The following article comes from Tabatha Sheehan FRSA, Head of English and Media at Westonbirt School, UK.
One of my colleagues recently asked me how I felt about ChatGPT and the general rise of AI, sparking a thorough debate about its positives (access to information, personalised learning, and content creation) and its negatives (information reliability, lack of critical thinking, cheating and – of course – Skynet-style human annihilation). That many feel threatened by AI – often seeing it as a precursor to their own displacement – is of salient importance, but I would argue it is more important that educators continue to innovate and adapt. We cannot stop the growth of AI, or how our pupils choose to use the internet more generally, but we can work alongside it and teach our pupils the best ways to make use of it.
The ability of AI to write essays is seen as a particular challenge to English teachers in all educational settings – particularly as it can, and will, produce a different answer to the same exam or NEA question, such as ‘Explore the presentation of Lady Macbeth’, on various occasions.
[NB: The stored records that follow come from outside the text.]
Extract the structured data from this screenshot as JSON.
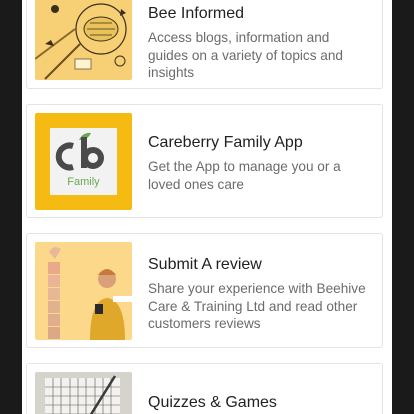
{
  "cards": [
    {
      "title": "Bee Informed",
      "description": "Access blogs, information and guides on a variety of topics and insights",
      "thumb_bg": "#f7cf74"
    },
    {
      "title": "Careberry Family App",
      "description": "Get the App to manage you or a loved ones care",
      "thumb_bg": "#f6bb12",
      "logo_text": "Family"
    },
    {
      "title": "Submit A review",
      "description": "Share your experience with Beehive Care & Training Ltd and read other customers reviews",
      "thumb_bg": "#fbd88a"
    },
    {
      "title": "Quizzes & Games",
      "description": "",
      "thumb_bg": "#d6d2cc"
    }
  ]
}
This does, obviously, make it easier for pupils to ‘cheat’ with assignments, coursework and prep, but as a starting point, we must stop assuming that this is what the majority would do. Secondly, I hope that more English teachers will find this AI opportunity a hugely exciting resource! How fantastic to not have to spend hours writing or sourcing these various essays yourselves to use for modelling, independent or class review and critical responses.
Recently, my A level English Language students and I spent a lesson asking ChatGPT exam questions and each time we reviewed their answer: it was an excellent opportunity to assess and challenge their knowledge (What did the ChatGPT answer miss out? How important is what they missed? What did it use that wasn’t perhaps relevant to the set question?). We created a success criteria using the mark schemes and examiner reports and marked each one against it; finding patterns and weaknesses. We reworked them – focussing on the content missing and the academic language and style of the responses. It was a brilliant lesson – the pupils’ content knowledge, critical thinking skills, essay writing skills and debate skills were all challenged… and we did all of this with just our collective brain power, a laptop, a projector and a board pen. I didn’t have to prepare any paperwork or PowerPoint in advance, and the lesson helped create resources for their revision – we posted screenshots and photos of the pieces and our board annotations on Teams, which I or they could print off anytime for their hard-copy notes and which I could add to my departments SharePoint for other teachers’ resources.
That lesson is only a micro example of how we can make use of AI in the classroom (and out of it – we had a great debate about the reliability and depth of the information it gave us) but one that I will continue to reflect on and celebrate. We spend much of our time inspired by creativity in English; why should we treat the creativity of an algorithm differently to the creativity of a poet? We need to engage with and appreciate both, with the same vital focus on critical thinking and communication that has always permeated the ethos of English.